VueScan Standard Keeps Older Scanners Humming
Monday, October 19, 2009; 12:19 AM
Years ago, flatbed scanners reached a level of quality that made them "keepers." No matter how enticing marketing makes the new models sound, the older scanners still produce good to excellent quality images and text. The problem is that many of those scanners are now little more than doorstops, because their manufacturers didn't update the scanners' drivers for the newer operating systems, such as Vista, Windows 7 or Mac OSX. Enter Hamrick Software, and their VueScan program. Even if you don't have an updated driver for your old scanner, VueScan Standard ($40, watermarked demo) can make it work, and work well, on whatever operating system you have.
VueScan?s Advance interface is broken up into six tabs, each of which offers a wide variety of options for tweaking the quality, color, and dynamic range of your scans.>
VueScan Standard offers two interfaces: "Guide Me" and Advanced. Guide Me is a wizard that steps you through the choices you need to make for a basic, unedited scan. The first window defines the purpose of your scan: Scan to File or Copy to Printer. Then, you choose between using the scanner as a Flatbed (for prints) or Transparency (for slides). Media may be Color Photo, B&W Photo, Line Art, Text, Magazine or Newspaper. And Scan Quality is defined by output: E-mail, Web, Print, Edit, or Archive. The wizard then instructs you to place the original on the scanner, and it creates a preview, which you may rotate, crop manually or have the software do an auto crop. The last step is the final scan, which you are prompted to save to your computer.
Whereas "Guide Me" does a decent job with default settings, the Advanced interface gives you all the tools for tweaking the scan to your heart's content. It's broken up into six tabs--Input, Crop, Filter, Color, Output and Preferences--each of which has a bevy of controls. For instance, you can set precise scan and preview resolutions and dimensions, edit color and brightness with a variety of different sliders and checkmark options, choose among four filters (Restore Colors, Restore Fading, Grain Reduction and Sharpen), and select file format (JPEG, TIFF, PDF or OCR Text File). If you're scanning several originals at once, the Multi-Crop function can define the number of separate files to create, using manual or auto controls.
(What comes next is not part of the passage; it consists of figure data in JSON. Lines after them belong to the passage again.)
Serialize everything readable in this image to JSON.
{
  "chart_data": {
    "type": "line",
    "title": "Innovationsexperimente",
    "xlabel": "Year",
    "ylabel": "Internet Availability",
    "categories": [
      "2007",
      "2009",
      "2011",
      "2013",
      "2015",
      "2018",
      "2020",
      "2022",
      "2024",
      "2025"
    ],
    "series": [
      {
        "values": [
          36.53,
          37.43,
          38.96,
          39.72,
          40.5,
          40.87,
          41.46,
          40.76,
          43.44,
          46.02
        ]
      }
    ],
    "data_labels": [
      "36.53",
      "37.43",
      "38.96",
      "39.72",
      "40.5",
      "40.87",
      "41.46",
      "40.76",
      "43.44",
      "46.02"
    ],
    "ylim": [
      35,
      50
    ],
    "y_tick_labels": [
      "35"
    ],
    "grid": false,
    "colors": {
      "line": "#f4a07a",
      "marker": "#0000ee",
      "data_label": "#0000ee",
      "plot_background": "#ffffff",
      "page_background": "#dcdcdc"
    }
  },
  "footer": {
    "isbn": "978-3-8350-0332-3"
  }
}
Unfortunately, the Advanced interface doesn't always conform to standards set by other scanner software over the years, and understanding the nomenclature can be as much a challenge to experienced users as novices. Still, VueScan offers an impressive depth of features and controls, and the quality of the images or text you can get with them is potentially quite high--once you gain control over all the parameters and options.
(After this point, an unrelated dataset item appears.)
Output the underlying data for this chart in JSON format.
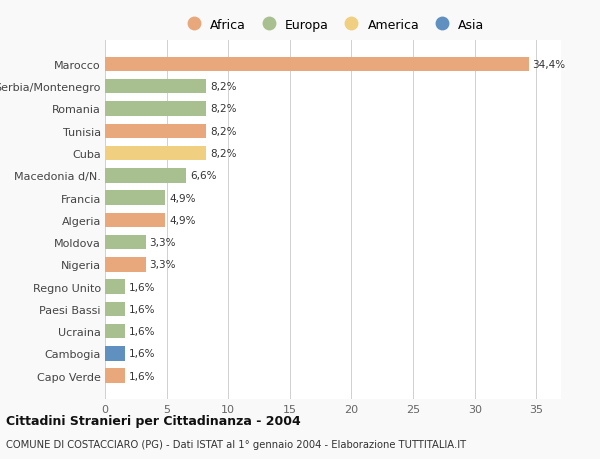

For even more control over color accuracy and quality, you might want to check out VueScan's Professional Edition ($80), which supports ICC profiles and color spaces, IT8 color calibration of your scanner, as well as scanning to RAW files and unlimited free upgrades to new versions. VueScan Standard Edition includes free upgrades to new versions of the software for one year.
If you really like your venerable flatbed scanner, and have no desire to discard it, VueScan can be your answer. But even if you have a scanner driver for the most recent operating system, you might want to check out VueScan; it could possibly improve the quality of your scans.